Jean-Christophe Mary - 23 juin 2025
Avec "Les Héros du peuple sont immortels", Stéphane Oiry signe une libre adaptation graphique de l’autobiographie "Trente ans de cavale" de Gilles Bertin, figure écorchée du punk français des années 80. Un récit de rédemption qui éclaire les zones d’ombre d’un homme et d’une génération.
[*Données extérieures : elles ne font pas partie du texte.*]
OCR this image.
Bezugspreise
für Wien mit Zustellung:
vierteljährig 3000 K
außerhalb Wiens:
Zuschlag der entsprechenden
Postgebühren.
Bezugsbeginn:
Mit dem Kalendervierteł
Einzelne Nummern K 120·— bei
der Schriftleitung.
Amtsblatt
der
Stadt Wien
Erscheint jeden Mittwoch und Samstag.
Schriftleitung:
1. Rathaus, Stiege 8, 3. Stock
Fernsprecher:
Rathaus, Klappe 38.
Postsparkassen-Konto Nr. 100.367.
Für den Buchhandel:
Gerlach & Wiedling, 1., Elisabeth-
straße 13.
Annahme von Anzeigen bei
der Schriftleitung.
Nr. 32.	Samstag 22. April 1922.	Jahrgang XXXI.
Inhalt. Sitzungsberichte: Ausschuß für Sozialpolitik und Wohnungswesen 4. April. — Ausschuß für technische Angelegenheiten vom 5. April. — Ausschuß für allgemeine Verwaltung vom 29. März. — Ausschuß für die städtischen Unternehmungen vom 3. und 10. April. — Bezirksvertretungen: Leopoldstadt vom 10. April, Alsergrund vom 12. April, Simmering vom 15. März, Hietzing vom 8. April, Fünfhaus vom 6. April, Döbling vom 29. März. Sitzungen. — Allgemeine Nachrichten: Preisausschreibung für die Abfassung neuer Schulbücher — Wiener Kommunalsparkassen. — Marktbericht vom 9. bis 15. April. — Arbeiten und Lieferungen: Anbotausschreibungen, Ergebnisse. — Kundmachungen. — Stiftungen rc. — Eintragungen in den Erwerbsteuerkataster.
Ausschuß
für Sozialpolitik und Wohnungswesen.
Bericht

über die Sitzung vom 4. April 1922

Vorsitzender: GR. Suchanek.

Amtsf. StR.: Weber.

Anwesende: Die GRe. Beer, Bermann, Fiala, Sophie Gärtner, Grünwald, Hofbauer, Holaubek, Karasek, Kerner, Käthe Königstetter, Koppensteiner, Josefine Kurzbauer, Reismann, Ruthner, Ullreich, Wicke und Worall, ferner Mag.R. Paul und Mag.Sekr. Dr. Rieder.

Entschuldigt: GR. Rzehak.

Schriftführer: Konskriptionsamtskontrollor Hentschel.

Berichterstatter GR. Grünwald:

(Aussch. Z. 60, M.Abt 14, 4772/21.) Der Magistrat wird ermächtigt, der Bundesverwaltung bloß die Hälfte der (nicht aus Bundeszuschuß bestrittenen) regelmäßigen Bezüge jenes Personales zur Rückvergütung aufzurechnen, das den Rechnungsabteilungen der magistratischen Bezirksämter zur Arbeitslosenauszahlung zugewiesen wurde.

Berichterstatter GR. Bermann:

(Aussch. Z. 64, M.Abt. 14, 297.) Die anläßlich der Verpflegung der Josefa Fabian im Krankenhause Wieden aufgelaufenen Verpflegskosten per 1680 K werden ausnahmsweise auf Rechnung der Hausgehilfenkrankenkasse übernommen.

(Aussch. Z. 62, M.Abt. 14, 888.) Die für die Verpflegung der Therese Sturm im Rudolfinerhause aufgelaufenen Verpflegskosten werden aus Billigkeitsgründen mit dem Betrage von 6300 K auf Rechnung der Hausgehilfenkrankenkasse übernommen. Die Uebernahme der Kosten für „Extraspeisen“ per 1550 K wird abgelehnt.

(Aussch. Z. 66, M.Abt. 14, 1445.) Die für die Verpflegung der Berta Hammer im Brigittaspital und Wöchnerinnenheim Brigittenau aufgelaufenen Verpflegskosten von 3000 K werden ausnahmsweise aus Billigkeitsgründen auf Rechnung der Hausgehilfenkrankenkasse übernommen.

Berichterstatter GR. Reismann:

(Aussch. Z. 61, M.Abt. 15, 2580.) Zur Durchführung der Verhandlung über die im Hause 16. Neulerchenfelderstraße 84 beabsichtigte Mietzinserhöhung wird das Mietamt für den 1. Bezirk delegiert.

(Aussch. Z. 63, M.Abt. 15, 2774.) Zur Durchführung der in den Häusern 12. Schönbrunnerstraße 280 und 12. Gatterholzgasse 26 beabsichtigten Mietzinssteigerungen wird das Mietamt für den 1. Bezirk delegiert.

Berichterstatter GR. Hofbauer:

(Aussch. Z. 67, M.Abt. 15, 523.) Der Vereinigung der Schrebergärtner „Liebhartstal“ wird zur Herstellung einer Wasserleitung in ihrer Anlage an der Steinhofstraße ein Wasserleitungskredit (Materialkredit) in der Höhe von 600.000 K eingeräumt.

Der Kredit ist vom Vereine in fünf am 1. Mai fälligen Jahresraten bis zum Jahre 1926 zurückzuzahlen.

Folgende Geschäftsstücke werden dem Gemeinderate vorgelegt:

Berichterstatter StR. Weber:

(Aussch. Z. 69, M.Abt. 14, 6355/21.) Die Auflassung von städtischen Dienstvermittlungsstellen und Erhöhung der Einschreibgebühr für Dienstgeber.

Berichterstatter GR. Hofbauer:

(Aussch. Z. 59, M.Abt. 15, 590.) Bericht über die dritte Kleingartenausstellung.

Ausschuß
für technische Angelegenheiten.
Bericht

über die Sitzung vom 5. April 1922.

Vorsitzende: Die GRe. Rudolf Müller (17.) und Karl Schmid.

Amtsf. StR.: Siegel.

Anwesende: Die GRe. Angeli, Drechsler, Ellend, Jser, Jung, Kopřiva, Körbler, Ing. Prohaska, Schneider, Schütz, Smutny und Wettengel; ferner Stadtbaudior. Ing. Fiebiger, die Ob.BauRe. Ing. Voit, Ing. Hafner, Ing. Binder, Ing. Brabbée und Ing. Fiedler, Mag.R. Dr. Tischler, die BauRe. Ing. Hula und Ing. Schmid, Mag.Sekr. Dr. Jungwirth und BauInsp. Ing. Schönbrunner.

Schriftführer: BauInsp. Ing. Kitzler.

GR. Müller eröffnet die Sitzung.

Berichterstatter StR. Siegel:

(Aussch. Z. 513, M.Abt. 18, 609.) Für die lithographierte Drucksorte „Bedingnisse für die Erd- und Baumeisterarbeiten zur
Il faut d’abord rappeler les faits. Gilles Bertin, né en 1961 à Paris, est chanteur et bassiste du groupe punk bordelais Camera Silens. En 1988, il participe à un casse de près de 12 millions de francs dans une agence de la Brink’s à Toulouse, avant de disparaître pendant près de trente ans, entre l'Espagne et le Portugal. Devenu disquaire à Lisbonne, Bertin finit par se rendre à la justice française en 2016. Trente ans de cavale, de planques, de fausses identités et de survie. Ce destin fracassé Gilles Bertin l'a raconté lui-même dans une autobiographie saisissante, " Trente ans de cavale Ma vie de punk ", parue en 2019, quelques mois avant sa mort.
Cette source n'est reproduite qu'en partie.